By Justin Bolinger, Contributor for AvidCyclist.com & Owner iknowaguybicycles.com
Before you hit the trails or the pavement, ensuring your bike is safe and ready to ride is absolutely crucial. Regular maintenance not only prevents catastrophic failures but also guarantees a safe and enjoyable experience. As I always say, this basic check is often what bike shops consider a “lower-end tune-up,” and you can easily do it yourself. Let’s dive into the fundamental safety routine you should perform regularly, ideally every other ride: the ABCs of bike safety.
“A” is for Air: Checking Your Tires

The foundation of a good ride starts where the rubber meets the road. Checking your tire pressure is the first step in the ABC check.
First, identify your valve type. The two main types are Presta (which requires unscrewing a small grommet to release air) and Schrader (similar to a car tire valve). Once you know your valve, always check the side of the tire for the recommended PSI range. You don’t want to go too low or too high.
Use a floor pump with a gauge or a compressor to inflate your tires.

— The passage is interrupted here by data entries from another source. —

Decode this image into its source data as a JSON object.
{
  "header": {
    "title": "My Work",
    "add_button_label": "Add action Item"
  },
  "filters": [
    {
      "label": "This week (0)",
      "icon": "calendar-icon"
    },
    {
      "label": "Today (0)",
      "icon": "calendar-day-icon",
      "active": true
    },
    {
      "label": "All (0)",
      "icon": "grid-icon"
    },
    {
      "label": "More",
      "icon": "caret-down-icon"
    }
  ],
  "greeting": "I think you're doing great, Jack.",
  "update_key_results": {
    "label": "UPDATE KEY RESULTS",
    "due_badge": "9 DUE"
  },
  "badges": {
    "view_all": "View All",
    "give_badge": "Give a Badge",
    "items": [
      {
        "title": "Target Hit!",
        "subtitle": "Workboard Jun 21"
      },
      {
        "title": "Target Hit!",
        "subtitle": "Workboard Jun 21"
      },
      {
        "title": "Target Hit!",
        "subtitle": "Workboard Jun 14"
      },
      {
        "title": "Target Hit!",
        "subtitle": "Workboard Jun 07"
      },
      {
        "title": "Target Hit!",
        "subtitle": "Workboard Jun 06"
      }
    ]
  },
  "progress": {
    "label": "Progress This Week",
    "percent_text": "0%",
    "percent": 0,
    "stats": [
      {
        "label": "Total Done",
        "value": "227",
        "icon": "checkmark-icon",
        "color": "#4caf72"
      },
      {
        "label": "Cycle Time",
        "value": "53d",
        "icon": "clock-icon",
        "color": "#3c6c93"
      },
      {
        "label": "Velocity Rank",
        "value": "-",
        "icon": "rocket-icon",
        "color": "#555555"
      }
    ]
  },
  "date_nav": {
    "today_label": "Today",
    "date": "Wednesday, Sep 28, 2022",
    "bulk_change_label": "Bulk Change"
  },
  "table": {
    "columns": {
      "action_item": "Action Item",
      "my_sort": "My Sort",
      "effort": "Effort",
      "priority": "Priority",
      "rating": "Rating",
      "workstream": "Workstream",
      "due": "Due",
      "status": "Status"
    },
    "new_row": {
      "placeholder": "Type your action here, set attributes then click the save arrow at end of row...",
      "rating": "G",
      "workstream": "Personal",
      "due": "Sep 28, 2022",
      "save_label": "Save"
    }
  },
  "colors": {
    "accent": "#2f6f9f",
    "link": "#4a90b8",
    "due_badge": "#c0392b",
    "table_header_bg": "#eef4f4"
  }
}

For instance, I recently worked on a bike where the tire was at a very low 20 PSI, and I pumped it up to around 45-50 PSI for recreational riding.
After inflating, spin the wheel and check that the tire bead is seated correctly and evenly all the way around the rim on both sides. This is a critical step to prevent blowouts. Also, inspect for damage. Look for any foreign objects like thorns or “prickles” stuck in the tire. If you pull one out and hear air hissing, you’ll need to replace or patch the tube.
Remember, tire pressure dictates ride quality. Lower pressure offers a softer ride, while higher pressure is firmer and faster. Adjust within the recommended range to suit your preference.
“B” is for Brakes: Stopping is Key

Going fast is fun, but stopping is vital. “You want to stop when your little happy butt is blazing down that trail thinking you’re in your 20s again and realizing, ‘I need to slow down because guess what? I no longer bounce. I just thud and I end up in the ER in the short term.'”
Whether you have V-brakes (rim brakes), road caliper, or disc brakes, they need to be in top condition. For rim brakes, the wheel rim must be straight (trued) for the brakes to contact evenly. When squeezing the brake lever, the pads should contact the rim evenly (up and down, front to back). Crucially, they must not rub against the tire, which can cause a blowout. Ensure there is enough brake pad material remaining for strong stopping power.
Check the brake levers as well. They should feel equal on both sides and provide solid stopping power before pulling all the way to the handlebar.
“If you think you got them out of adjustment and don’t feel safe about it, always take your bike to a professional to be double-checked for safety. Brakes are huge, you want to make sure they work properly, slow you down, and stop you when you need it. Cable actuated, hydraulic, any kind, you want to make sure they’re working properly. Don’t ever go, ‘Oh, it’ll get me through the ride.’ It may not be the ride that you want, and also it might be your last ride if you’re not prepared for it. Keep that in mind.”
“C” is for Chain: The Drivetrain

The drivetrain has a lot of moving parts: shifters, derailleurs, chain, cassettes, jockey pulleys, chainrings, and freehub bodies. “Yes, they do need to be double-checked, maintained. There’s a lot can go wrong with those, so have a professional mechanic double-check that for safety if you have any concerns.”
Pedal the bike and shift through all the gears to ensure smooth engagement without binding. If shifting is poor, check the rear derailleur alignment. If the limit screws or cable tension are off, or if the hanger is bent, it will need adjustment. Ensure the front derailleur allows the chain to move through its full range without rubbing the cage.
Lubricating the chain is also essential. “Even if it’s a general petroleum-based lube or the fancier new waxes are out, still need to be maintained in both scenarios. What that will help is prevent your chain from wearing out too fast, having your cogs and other parts not wear, and a more safer and enjoyable riding experience. Be able to get up those hills that you want to and also descend and go fast when you want to as well, and be able to stop.”
To lubricate, shift to the large chainring in the front and the second-smallest cog in the rear. Apply your lube of choice while pedaling backward. Three full rotations usually cover the chain once. Shift through all the gears to distribute a light layer of lube onto the cassette and chainrings, then use a rag to thoroughly wipe off all excess lube and black grime from the outside of the chain.
Final Words of Wisdom
Always be prepared. “Definitely have the proper tools to actually fix it on the side of the road. Tire levers, an extra tube, a pump, and a little bit of guidance from a couple videos will help you get that flat fixed and ready to roll. It’s always really good to know these things, so just in case you get 10, 15 miles into the wilderness where you may not have cell coverage, it’s really good to be prepared for those scenarios.”
And remember, if you don’t feel safe performing these checks or adjustments, take the bike to a shop. “Yeah, you might be subjected to the kind of the lone wolves, but it’s better to be safe than sorry and then actually have a good experience riding.”